# Init Colab

Initialisiert die Colab-Session: GPU, Dependencies, HuggingFace, Repo, Google Drive.

**Voraussetzungen:**
- GPU-Runtime: `Runtime > Change runtime type > T4 GPU`
- Colab Secret: `HF_TOKEN` (Schlüssel-Icon links)

**Nach Run All:** Andere Notebooks über `File > Open notebook > GitHub` öffnen.

In [None]:
# Cell 1: GPU prüfen
import torch

print(f"GPU verfügbar: {torch.cuda.is_available()}")
if torch.cuda.is_available():
    print(f"GPU: {torch.cuda.get_device_name(0)}")
    vram_gb = torch.cuda.get_device_properties(0).total_memory / 1e9
    print(f"VRAM: {vram_gb:.1f} GB")
else:
    print("WARNUNG: Keine GPU! Runtime > Change runtime type > T4/A100")

!nvidia-smi

In [None]:
# Cell 2: Dependencies installieren
!pip install -q transformers datasets huggingface_hub scikit-learn matplotlib seaborn tqdm pandas

In [None]:
# Cell 3: HuggingFace Login
from huggingface_hub import login
from google.colab import userdata

try:
    hf_token = userdata.get("HF_TOKEN")
    login(token=hf_token)
    print("HuggingFace authentifiziert via Colab Secrets.")
except Exception:
    hf_token = input("HuggingFace Token eingeben: ")
    login(token=hf_token)
    print("HuggingFace authentifiziert via manuelle Eingabe.")

In [None]:
# Cell 4: Repo klonen / aktualisieren
import os

REPO_URL = "https://github.com/ZorbeyOezcan/news_articles_classification_thesis.git"
REPO_DIR = "/content/news_articles_classification_thesis"
PIPELINE_DIR = f"{REPO_DIR}/Python/classification_pipeline"
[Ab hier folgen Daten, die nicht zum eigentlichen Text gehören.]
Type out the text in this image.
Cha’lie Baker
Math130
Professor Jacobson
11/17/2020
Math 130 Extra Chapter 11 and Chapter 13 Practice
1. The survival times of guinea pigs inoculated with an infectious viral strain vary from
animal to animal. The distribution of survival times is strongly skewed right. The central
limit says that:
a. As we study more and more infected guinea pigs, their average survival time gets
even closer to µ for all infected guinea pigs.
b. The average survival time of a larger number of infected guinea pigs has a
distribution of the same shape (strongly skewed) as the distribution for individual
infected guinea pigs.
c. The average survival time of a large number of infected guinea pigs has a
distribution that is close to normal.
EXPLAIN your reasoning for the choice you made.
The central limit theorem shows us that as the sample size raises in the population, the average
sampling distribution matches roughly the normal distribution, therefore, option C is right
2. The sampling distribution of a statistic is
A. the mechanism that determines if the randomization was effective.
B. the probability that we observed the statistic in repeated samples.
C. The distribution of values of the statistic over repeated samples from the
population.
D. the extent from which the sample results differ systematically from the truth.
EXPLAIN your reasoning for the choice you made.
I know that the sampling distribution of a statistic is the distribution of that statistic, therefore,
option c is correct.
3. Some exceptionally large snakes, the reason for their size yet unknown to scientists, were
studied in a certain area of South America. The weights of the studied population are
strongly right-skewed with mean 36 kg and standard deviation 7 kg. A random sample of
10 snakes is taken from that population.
if os.path.exists(REPO_DIR):
    print("Repo existiert bereits, aktualisiere...")
    !cd {REPO_DIR} && git pull
else:
    print("Klone Repo...")
    !git clone {REPO_URL} {REPO_DIR}

print(f"\nDateien in classification_pipeline:")
!ls {PIPELINE_DIR}/

In [None]:
# Cell 5: Google Drive mounten (für persistente Reports)
from google.colab import drive

drive.mount("/content/drive")

# Report-Ordner auf Drive erstellen
DRIVE_REPORTS = "/content/drive/MyDrive/thesis_reports/performance_reports"
os.makedirs(DRIVE_REPORTS, exist_ok=True)
print(f"Reports werden gespeichert in: {DRIVE_REPORTS}")

In [None]:
# Cell 6: Python-Pfad setzen (damit import pipeline_utils funktioniert)
import sys

if PIPELINE_DIR not in sys.path:
    sys.path.insert(0, PIPELINE_DIR)

# Test-Import
import pipeline_utils as pu
print(f"pipeline_utils geladen.")
print(f"Reports-Ordner: {pu.REPORTS_DIR}")
print(f"\nInit abgeschlossen! Jetzt init_data.ipynb öffnen und ausführen.")